Trash war escalates

As more than 10,000 tons of rubbish mount up on the city’s sidewalks due to the shutdown of Attica’s only landfill, Public Works Minister Giorgos Souflias accused striking employees of being pawns in a game of waste management that involves tens of millions of euros. In response to a recent editorial published in Kathimerini on Athens’s rubbish problems, Souflias said in a letter to the newspaper yesterday that the strike called by employees early this week is unacceptable and serves certain interests. «It is unfair to overlook the fact that games worth tens of millions of euros are being played in connection to the rubbish issue,» Souflias said. The local authorities in northwestern Attica are financially compensated for the presence of a dump in their area. Workers at the Ano Liosia landfill walked off the job on Monday night, saying that the treated sewage being dumped there makes working conditions dangerous to their health.

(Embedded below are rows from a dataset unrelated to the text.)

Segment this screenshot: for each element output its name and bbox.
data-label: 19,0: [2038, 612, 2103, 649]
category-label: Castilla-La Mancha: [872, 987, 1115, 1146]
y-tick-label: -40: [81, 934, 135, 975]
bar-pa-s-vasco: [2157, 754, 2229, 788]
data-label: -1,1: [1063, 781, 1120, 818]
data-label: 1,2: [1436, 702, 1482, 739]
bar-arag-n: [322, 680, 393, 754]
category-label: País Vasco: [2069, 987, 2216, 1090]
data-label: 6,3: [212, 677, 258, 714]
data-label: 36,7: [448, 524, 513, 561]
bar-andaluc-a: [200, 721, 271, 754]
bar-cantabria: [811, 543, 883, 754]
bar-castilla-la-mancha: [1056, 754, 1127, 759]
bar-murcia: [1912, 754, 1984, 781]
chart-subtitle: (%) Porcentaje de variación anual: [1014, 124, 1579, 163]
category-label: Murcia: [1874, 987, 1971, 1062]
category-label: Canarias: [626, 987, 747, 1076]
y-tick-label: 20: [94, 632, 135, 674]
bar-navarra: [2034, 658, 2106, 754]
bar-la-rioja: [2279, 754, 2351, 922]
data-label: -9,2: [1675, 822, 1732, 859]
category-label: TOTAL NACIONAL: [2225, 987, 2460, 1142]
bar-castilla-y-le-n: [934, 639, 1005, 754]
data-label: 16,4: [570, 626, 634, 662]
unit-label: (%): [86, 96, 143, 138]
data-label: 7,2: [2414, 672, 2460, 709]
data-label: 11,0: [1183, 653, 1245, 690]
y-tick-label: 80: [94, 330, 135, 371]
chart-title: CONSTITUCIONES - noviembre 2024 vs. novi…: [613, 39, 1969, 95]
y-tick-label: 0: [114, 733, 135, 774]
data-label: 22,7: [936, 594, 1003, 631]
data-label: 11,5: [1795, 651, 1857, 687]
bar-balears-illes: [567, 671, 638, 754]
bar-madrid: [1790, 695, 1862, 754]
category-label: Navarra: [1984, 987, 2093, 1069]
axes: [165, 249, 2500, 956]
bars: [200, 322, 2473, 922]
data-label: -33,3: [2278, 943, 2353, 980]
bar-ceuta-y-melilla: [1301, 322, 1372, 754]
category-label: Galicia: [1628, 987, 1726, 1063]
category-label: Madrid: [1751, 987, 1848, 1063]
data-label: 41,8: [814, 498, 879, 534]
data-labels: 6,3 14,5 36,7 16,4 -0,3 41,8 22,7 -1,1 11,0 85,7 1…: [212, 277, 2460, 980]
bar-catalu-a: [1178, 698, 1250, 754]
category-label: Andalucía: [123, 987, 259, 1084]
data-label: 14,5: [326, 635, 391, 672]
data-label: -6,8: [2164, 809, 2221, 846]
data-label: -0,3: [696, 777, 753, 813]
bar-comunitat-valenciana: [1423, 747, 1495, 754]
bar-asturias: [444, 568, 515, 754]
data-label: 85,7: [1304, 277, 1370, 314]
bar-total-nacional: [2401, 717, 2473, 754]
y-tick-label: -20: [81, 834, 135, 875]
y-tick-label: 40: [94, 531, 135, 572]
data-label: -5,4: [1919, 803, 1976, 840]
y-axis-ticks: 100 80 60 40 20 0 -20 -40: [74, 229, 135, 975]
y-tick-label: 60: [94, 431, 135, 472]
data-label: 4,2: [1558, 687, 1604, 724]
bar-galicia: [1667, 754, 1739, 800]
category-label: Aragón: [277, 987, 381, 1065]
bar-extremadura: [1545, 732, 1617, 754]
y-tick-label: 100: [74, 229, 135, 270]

Souflias pointed out in his letter that for a long time the sludge was being deposited at the landfill without any problems. «All these years, the sewage was being dumped there and now the employees apparently cannot work with it for two more months even though it is now being treated,» Souflias said. The government has pledged that the transfer of sludge to the landfill will stop by the end of the year. The minister’s words, however, will hardly comfort Athenians who have been instructed by municipalities to keep their rubbish indoors and away from overflowing dumpsters. With rainy weather expected this weekend, the growing rubbish piles are likely to be washed away and block roadside drainage, resulting in immediate flooding across Athens – an all too familiar sight for the city’s residents. The conservative government appears to be following a hardline stance on the issue, refusing to enter into any kind of talks with the employees. The workers have put forth a proposal suggesting that the sewage be stored in a defunct oil tanker off the islet of Psyttaleia, near Piraeus, where the sludge is treated. Workers met yesterday and decided to extend their protest action but have not indicated how long the strike may last.